As for the backup label change: I don't feel too strongly about this. It'll allow backup tools to make sure to copy and archive enough WAL to keep failover slots functional. It's harmless - all the common tools fish things out of backup labels with regexps and won't care about a new line. It can *not* be achieved by changing START WAL LOCATION instead since that's what the server uses as the start of redo when you begin archive recovery so it must be a checkpoint's REDO pointer. On the other hand pg_basebackup gets the information it needs about minimum WAL from the return value to the BASE_BACKUP command, which I changed to the min() of the WAL needed for redo or failover slots, so it doesn't actually need the info in the label to do its job right. In the great majority of cases if you restore from a backup you'll do archive replay anyway so any failover slots would rapidly advance past needing the extra WAL that got retained in the backup anyway. I'd rather solve this 100% though, not ask users to hope they don't hit this window. Especially since slots might be used for bursty or delayed replication that widens the window.

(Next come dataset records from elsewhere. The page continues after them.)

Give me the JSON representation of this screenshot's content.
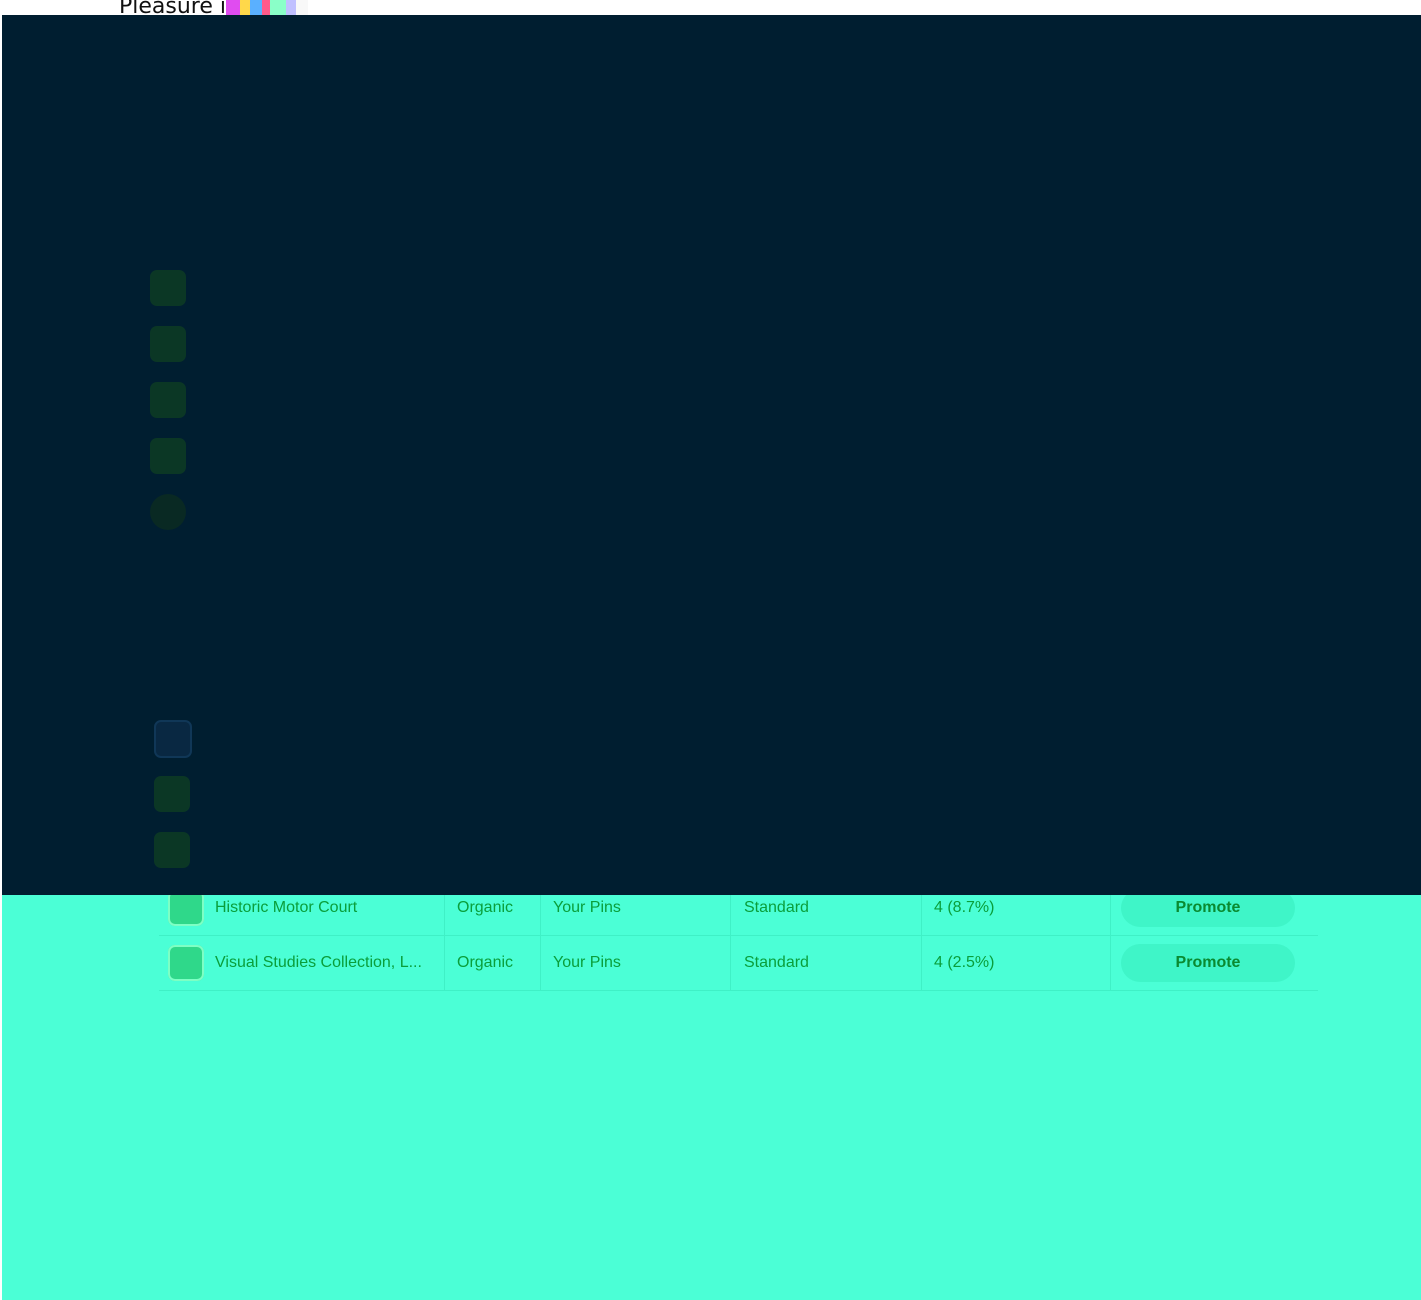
{
  "header": {
    "caption": "Pleasure in"
  },
  "pins_table": {
    "rows": [
      {
        "title": "Historic Motor Court",
        "source": "Organic",
        "account": "Your Pins",
        "format": "Standard",
        "metric": "4 (8.7%)",
        "action_label": "Promote"
      },
      {
        "title": "Visual Studies Collection, L...",
        "source": "Organic",
        "account": "Your Pins",
        "format": "Standard",
        "metric": "4 (2.5%)",
        "action_label": "Promote"
      }
    ]
  },
  "colors": {
    "overlay": "#001e30",
    "background": "#4bffd6",
    "text": "#0a9e3a",
    "button": "#3ff5c8"
  }
}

Notice that slot creation doesn't get replayed to a replica until the slot is made persistent. That way ephemeral slots from failed decoding setups don't have any effect on the replica. I'd like extra attention on this part though, as I'm concerned there might be a risk that as a result the replica could remove WAL still needed by the slot by the time it's made persistent and replicated. If you promote during this period your slot on the replica would be broken. I haven't been able to reproduce it and I'm not convinced it can happen but could use reviewer input there. The reason I don't just replicate ephemeral slot creation to solve this is that ephemeral slots are dropped silently during redo after crash recovery, where we can't write WAL to tell the replica it no longer needs to keep its copies.

User interface for failover slots

Adds the SQL function parameters, walsender keyword and view changes as well as the docs changes.

Does not add a --failover option to pg_recvlogical or pg_receivexlog's --create-slot option. Think one is needed?